Will the Journal cover the APS School Board election?

I submit; if you search Journal archives, you will find a profound lack of coverage of APS School Board elections.  In particular, there is a profound lack of coverage of the issues of ethics, standards and accountability for senior administrators and school board members.

I have run for the board twice. Part of the reason I run, is an effort to get the truth on the table for open and honest public discussion.  I expect that a bonafide candidate should be able to count on the press, the Journal, to get out an absolutely legitimate message.

The messages is; there is an ethics, standards and accountability crisis in the leadership of the APS.

By which I mean; the standards of conduct and competence that apply to senior administrators and school board members are either or both of inadequate and practically unenforceable.

That allegation is founded or it is not.
It makes a difference whether it is founded.

If it is founded, there is public corruption and incompetence in the leadership of the APS.
It makes a difference if there is.

There is no better foundation for this allegation than the public record.  The public record includes meaningful standards of conduct and competence, or it does not.  The record demonstrates honest and actual accountability to those standards, or it does not.

The public record of the leadership of the APS includes involvement in felony criminal misconduct and cover up.  The senior administration and school board are hiding the public records of public corruption and incompetence in the leadership of their publicly funded private police force.

Tax dollars ostensibly destined to educate nearly 90,000 of this community's sons and daughters, are being used instead to underwrite cost is no object "legal" efforts to hide those and others from public knowledge.


As an example; there are findings of investigations of allegations of criminal and civil misconduct involving senior administrators and school board members.  A few such, are the investigations conducted subsequent to the 2006-7 scandal in the leadership of APS' publicly funded private police force, link.  Investigations like the Caswell Reports I and II.

Those findings are public records of the spending of public resources and the wielding of public power.  Yet they are being hidden.  The "how" of the hiding involves spending without any real oversight on legal weaselry in an effort to hide the records in the personal best interests of the members of the leadership of the APS.  The "why do you need to hide the ethically redacted truth" never gets answered.


Proof;

APS police report to Brad Winter
ask APS Interim Supt Brad Winter, why the district will not produce the ethically redacted findings of all investigations into allegations of felony criminal misconduct involving the leadership of the APS police force and other senior administrators.

Not "how" they are able to hide them, but rather
"why" to they need to.

This where the Journal is supposed to come in.  You have to wonder, why not?

The democracy needs to know the truth about the spending of public resources and power.  The press is obliged to inform it.  The press enjoys Constitutional protection of their efforts to inform it, because it is so important that they do inform it.

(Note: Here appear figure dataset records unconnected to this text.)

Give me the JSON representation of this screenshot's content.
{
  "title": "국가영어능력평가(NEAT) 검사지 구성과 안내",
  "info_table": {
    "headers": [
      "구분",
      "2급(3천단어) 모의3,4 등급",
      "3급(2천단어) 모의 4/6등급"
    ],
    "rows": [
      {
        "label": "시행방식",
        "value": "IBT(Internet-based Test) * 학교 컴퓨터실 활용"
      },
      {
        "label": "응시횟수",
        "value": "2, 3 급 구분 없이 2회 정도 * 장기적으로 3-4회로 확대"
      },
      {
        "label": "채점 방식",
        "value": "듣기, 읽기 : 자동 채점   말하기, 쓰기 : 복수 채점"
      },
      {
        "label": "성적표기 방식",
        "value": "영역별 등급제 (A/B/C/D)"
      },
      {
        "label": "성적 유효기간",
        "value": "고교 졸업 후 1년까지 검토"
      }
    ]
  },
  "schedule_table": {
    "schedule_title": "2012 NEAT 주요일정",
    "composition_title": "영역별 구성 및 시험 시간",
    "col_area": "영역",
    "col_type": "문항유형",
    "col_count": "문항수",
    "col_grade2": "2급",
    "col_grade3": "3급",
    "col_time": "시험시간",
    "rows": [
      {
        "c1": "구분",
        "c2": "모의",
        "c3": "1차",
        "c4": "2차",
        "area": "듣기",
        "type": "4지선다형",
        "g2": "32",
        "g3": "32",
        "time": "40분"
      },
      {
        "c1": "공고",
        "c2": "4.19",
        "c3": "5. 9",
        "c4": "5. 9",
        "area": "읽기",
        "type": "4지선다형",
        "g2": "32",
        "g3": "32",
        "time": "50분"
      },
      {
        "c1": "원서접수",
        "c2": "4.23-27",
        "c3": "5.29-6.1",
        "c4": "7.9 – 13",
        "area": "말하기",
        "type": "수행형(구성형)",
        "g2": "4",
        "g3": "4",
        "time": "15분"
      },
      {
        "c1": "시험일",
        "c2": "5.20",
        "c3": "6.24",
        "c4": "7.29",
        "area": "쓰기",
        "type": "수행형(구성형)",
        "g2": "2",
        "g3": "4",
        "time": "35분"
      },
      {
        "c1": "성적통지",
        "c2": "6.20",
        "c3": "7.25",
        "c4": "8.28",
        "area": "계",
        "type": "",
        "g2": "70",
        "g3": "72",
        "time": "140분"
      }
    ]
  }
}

The Journal is obliged to inform it.
KRQE, KOAT, and KOB TV are obliged to inform it.

Through two school board elections and a number of mill levy and bond issue elections, the Journal has steadfastly refused to tell interest and stakeholders the truth about the corruption in the leadership of the APS Police force, senior administration, and school board.

The APS School Board is right now, spending untold hundreds of thousands of dollars in non-viable litigation in order to not produce ethically redacted public records of their public service.

This not just the problems in the leadership of their police force.
It is every finding of every investigation and audit they could ever hide.

According to the school board's own code of ethics, link. a code they frankly admit is absolutely unenforceable; the board is required to;
1.  Make the education and well-being of students 
the basis for all decision making.
On what basis are the education and well-being of students served by hiding the truth about senior administrative and executive misconduct?

Why are they hiding the ethically redacted truth about the public interests and their public service?

Why won't the APS credentialed media ask Brad Winter "why?"  Why won't they ask school board enforcer Mary Esquivel, why?

Except that they are all in cahoots, they are all complicit.